For dual detection, we used the following reaction mixture: 2 μl promoter probe 1 (10 μM), 2.2 μl reporter probe 1 (10 μM), 2 μl promoter probe 2 (10 μM), 2.2 μl reporter probe 2 (10 μM), 5 μl malachite green solution (320 mM), 20 μl DFHBI-1T solution (50 μM), 10 μl NTPs (each 25 mM), 0.8 μl ET-SSB (500 ng μl−1), 0.5 μl Recombinant RNase Inhibitor (20 U μl−1), 10 μl SplintR ligase (25 U μl−1), 5 μl T7 RNA polymerase (50 U μl−1) and 10 μl 10× SENSR buffer (500 mM Tris-HCl (pH 7.4) and 100 mM MgCl2). The reaction master mix was adjusted to 99.22 μl in RNase-free water, and 0.78 μl target RNA was added, producing a total volume of 100 μl. The remaining steps were identical to the single-target detection. A background intensity from 100 μl 1× SENSR buffer containing 16 μM malachite green and 10 μM DFHBI-1T was subtracted from all dual-SENSR fluorescence intensities.

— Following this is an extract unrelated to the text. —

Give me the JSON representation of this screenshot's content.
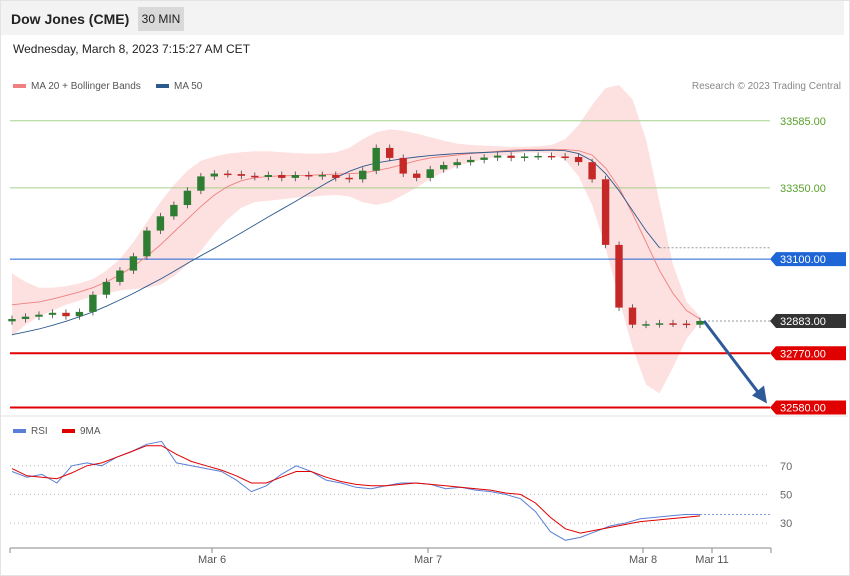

For the clinical sample tests, samples were pre-treated either by thermal or chemical lysis. For the thermal lysis, a non-purified clinical sample was heated at 95 °C for 5 min in a PCR tube and placed on ice to cool. For the chemical lysis, a 2.5-μl non-purified clinical sample was mixed with 2.5 μl Nonidet P-40 (2%; Sigma–Aldrich) in a PCR tube and left at room temperature for 5 min. We used the following reaction mixture for SENSR: 1 μl promoter probe (10 μM), 1.1 μl reporter probe (10 μM), 10 μl DFHBI-1T solution (50 μM), 5 μl NTPs (each 25 mM), 0.4 μl ET-SSB (500 ng μl−1), 0.25 μl Recombinant RNase Inhibitor (20 U μl−1), 5 μl SplintR ligase (25 U μl−1), 2.5 μl T7 RNA polymerase (50 U μl−1) and 5 μl 10× SENSR buffer (500 mM Tris-HCl (pH 7.4) and 100 mM MgCl2). The reaction master mix was adjusted to 47.5 μl (for the thermal lysis workflow) or 45 μl (for the chemical lysis workflow) with RNase-free water, and 2.5 μl of thermally lysed or 5 μl of chemically lysed clinical sample in UTM was mixed to produce a total volume 50 μl. A background fluorescence intensity from 50 μl 1× SENSR buffer containing 10 μM DFHBI-1T and 2.5 μl UTM was subtracted from the SENSR fluorescence intensities obtained from the thermal lysis workflow. A background fluorescence intensity from 50 μl 1× SENSR buffer containing 10 μM DFHBI-1T, 2.5 μl UTM and 0.1% Nonidet P-40 was subtracted from the SENSR fluorescence intensities obtained from the chemical lysis workflow. The remaining steps were identical to the single-target detection.

Statistics

All data in this work were obtained by measurements from distinct samples. Two-tailed Student’s t-tests were performed using Microsoft Excel 2016. The linear regression in Fig. 3a and the reported R2 values associated with the data for Figs. 3 and 4 and Supplementary Fig. 5a were computed using SigmaPlot 12.0.

Reporting Summary

Further information on research design is available in the Nature Research Reporting Summary linked to this article.